La parola all’ambassador
Le aziende più avanzate sul fronte della comunicazione e della gestione delle risorse umane una risposta l’hanno trovata: sono i corporate ambassador. Un gruppo di dipendenti che si fa portavoce di alcune delle istanze dell’azienda, nei due sensi: raccogliendo pareri e indicazioni dai colleghi, per sottoporli al management e ai comunicatori; e, al contrario, contribuendo a divulgare temi aziendali (o di settore). In tutto questo, i social media rivestono un ruolo decisivo come strumento di distribuzione. Si calcola che in un’azienda con una buona politica di employee advocacy la visibilità dei post sui social media sia in media dieci volte più ampia rispetto a quella della sola pagina aziendale, a parità di contenuti.
Ma che cosa ci guadagno?
Che cosa ci guadagnano le parti in causa?

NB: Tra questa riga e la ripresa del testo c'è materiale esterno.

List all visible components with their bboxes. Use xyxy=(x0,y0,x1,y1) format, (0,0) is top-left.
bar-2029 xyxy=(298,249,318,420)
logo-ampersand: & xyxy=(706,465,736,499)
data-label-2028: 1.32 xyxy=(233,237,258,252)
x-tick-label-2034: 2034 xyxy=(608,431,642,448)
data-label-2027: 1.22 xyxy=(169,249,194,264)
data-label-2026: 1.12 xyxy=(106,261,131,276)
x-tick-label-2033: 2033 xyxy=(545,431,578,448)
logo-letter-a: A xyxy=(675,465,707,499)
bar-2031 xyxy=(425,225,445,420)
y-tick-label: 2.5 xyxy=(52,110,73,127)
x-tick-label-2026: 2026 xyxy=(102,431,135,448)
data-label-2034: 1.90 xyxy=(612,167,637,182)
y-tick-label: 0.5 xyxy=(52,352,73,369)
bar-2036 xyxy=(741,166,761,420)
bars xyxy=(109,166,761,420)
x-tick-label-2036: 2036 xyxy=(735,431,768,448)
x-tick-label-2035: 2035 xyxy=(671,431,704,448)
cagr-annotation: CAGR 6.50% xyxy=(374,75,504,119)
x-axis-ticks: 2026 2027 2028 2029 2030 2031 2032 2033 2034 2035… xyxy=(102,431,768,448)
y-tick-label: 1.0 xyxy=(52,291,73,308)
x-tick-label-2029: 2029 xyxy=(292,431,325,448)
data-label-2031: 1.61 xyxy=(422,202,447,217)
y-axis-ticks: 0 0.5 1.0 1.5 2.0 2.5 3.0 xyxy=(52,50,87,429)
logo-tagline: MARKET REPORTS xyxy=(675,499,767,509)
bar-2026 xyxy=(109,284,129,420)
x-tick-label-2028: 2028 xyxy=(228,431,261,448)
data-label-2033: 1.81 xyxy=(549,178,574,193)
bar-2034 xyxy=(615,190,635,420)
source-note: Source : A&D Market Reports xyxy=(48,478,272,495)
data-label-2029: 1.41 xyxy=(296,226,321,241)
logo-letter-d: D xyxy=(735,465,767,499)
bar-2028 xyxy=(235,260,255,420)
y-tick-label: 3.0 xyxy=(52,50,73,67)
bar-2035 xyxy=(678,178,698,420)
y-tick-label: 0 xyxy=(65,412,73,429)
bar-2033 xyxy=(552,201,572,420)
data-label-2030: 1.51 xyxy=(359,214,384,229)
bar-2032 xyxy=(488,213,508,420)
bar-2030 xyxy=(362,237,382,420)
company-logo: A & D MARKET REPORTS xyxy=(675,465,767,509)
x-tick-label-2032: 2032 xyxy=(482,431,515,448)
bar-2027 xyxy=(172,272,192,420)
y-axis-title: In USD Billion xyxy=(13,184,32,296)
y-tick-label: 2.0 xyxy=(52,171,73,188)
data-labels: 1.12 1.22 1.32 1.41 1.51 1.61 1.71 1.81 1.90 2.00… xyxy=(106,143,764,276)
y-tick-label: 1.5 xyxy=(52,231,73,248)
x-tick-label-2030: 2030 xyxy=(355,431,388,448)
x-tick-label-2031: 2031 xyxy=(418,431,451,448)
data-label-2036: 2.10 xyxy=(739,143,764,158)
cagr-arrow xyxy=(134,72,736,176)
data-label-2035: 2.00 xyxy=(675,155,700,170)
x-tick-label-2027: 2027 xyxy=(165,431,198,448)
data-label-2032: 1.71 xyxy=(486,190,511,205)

Per l’azienda la risposta sembrerebbe più ovvia: una rete capillare e affidabile che divulga contenuti e idee favorevoli, innescando una spirale positiva che – se ben gestita – va a vantaggio del clima interno, della capacità di attrazione di risorse dall’esterno, della reputazione presso media e stakeholder. E l’ambassador? Verrebbe voglia di citare Tony Blair quando in un discorso del 2001 disse che le priorità del governo erano “education, education, education”. Se si vuole giocare a questo gioco, insomma, agli ambassador bisogna offrire certamente riconoscimento, trasparenza, coerenza. E formazione: sui nuovi media (che molti usano e pochi conoscono), sulla scrittura efficace, sull’uso delle immagini e dei video, sul public speaking. Come nella “vera” carriera diplomatica, se vogliamo ambasciatori capaci dobbiamo investire su di loro: potrebbe addirittura ristabilirsi un po’ di quella fiducia che oggi manca così tanto.